Sonra da Kılıçdaroğlu’na en yakın ikinci isim olan Gürsel Tekin’e bu durumu anlattı. Tekin de bunu Soner Yalçın’la paylaştı. -Soner Yalçın gibi istihbarat dünyasının kompetanı bir ismin telefonlarının dinlenme ihtimalini bile bile Baykal gibi bir isim hakkındaki taciz durumunu İklim Bayraktar’la telefonda konuşması tesadüf olmasa gerek.-  İklim Bayraktar daha sonra Kılıçdaroğlu’na giderek bu olayı anlattı ve Baykal’ı kameraya çekebileceğini bunun için kendisine bir cihaz vermelerini istedi. Baykal’ı seçimden sonra tehlike arzetmemesi için ebediyen gömmek istese de Kılıçdaroğlu, cihaz vermedi ve “kendi imkanlarınla çek” diyerek İklim Kaleli’nin önünü açtı.

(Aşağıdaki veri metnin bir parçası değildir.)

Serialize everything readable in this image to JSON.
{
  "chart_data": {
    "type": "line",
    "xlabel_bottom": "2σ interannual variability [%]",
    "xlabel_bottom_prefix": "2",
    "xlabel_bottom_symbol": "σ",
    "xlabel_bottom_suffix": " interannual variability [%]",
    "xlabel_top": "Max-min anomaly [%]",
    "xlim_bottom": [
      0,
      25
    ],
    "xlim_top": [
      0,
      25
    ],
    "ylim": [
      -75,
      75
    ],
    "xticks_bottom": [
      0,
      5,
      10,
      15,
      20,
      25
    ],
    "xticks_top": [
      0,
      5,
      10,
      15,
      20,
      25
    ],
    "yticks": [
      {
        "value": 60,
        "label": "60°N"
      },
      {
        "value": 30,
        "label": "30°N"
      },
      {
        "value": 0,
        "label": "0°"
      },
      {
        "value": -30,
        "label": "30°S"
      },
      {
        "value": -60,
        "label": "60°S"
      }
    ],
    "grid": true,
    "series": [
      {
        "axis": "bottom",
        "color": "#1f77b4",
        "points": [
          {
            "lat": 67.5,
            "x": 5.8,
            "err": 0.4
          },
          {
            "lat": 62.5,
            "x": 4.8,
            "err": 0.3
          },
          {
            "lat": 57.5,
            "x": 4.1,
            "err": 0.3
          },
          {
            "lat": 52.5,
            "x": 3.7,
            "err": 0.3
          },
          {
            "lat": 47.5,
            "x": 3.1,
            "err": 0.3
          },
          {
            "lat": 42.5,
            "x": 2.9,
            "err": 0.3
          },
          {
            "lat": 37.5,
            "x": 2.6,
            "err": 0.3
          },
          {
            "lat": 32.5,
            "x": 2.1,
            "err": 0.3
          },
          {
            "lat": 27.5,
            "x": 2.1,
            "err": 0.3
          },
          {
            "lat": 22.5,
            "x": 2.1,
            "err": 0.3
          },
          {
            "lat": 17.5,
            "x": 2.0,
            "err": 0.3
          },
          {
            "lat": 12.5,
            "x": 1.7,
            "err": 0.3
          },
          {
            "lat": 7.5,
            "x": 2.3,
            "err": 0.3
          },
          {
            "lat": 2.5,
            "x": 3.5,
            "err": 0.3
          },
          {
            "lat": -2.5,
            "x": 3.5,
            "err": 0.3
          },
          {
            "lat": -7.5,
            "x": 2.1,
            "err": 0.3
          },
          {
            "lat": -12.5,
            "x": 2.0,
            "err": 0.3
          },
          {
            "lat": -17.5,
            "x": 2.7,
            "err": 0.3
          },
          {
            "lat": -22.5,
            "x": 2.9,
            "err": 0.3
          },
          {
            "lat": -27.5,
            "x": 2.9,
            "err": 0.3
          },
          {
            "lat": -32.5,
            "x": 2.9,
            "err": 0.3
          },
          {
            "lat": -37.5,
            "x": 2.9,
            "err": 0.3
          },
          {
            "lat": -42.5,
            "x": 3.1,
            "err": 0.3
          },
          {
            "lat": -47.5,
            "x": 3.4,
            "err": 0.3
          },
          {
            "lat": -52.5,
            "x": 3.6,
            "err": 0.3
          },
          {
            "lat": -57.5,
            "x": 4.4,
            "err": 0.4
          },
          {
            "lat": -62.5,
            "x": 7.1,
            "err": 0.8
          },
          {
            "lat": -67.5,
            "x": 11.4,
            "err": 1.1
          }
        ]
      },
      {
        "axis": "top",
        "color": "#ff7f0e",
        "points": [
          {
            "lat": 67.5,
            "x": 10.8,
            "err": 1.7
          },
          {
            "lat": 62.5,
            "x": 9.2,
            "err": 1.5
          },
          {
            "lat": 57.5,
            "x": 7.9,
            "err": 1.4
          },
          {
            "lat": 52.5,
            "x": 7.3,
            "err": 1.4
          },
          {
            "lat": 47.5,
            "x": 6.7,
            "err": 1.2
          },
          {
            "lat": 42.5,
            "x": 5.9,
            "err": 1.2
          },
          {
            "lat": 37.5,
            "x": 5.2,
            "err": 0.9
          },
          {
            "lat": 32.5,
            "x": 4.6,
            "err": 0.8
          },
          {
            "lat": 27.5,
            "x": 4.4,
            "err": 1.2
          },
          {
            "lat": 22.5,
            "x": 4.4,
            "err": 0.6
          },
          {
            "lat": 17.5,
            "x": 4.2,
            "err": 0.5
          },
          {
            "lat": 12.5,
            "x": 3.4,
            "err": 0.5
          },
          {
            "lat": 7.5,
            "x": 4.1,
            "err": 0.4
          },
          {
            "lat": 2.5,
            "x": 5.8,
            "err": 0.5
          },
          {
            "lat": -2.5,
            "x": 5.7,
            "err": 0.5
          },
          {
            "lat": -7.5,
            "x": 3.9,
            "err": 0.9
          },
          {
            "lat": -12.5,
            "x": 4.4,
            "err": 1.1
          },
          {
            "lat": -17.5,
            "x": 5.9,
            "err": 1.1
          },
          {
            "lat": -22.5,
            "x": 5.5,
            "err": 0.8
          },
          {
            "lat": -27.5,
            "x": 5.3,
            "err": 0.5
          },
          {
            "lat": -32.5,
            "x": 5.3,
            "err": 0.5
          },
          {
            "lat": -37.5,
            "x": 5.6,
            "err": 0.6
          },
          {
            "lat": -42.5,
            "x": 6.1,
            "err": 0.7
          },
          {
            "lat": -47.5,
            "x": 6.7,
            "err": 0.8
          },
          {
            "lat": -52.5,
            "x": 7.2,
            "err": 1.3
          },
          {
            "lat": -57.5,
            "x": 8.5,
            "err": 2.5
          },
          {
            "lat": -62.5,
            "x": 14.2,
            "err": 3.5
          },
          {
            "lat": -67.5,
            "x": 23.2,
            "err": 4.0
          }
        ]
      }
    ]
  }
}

Soner Yalçın Hücresi burada iki yönlü bir operasyon planlamaktaydı.

Birincisi Baykal'ın taciz iddiaları ile eli zayıflatılıp Halk TV satışına onay vermeye zorlanacak ve kayıt yapılarak da siyaseten geri dönüşü olmayacak şekilde tasfiye edilecekti.

İkinci operasyon ise Kılıçdaroğlu’na idi. Kılıçdaroğlu kayıt işine bir şekilde bulaştırılacak, böylece seçimlerden sonra Hurşit Güneş’in önünün kolay açılabilmesinde bu desteği şantaj malzemesi yapılabilecekti. (Yalçın’ın CHP’nin başına aslında Güneş’i istediği önceki tapelerde ortaya çıkmıştı)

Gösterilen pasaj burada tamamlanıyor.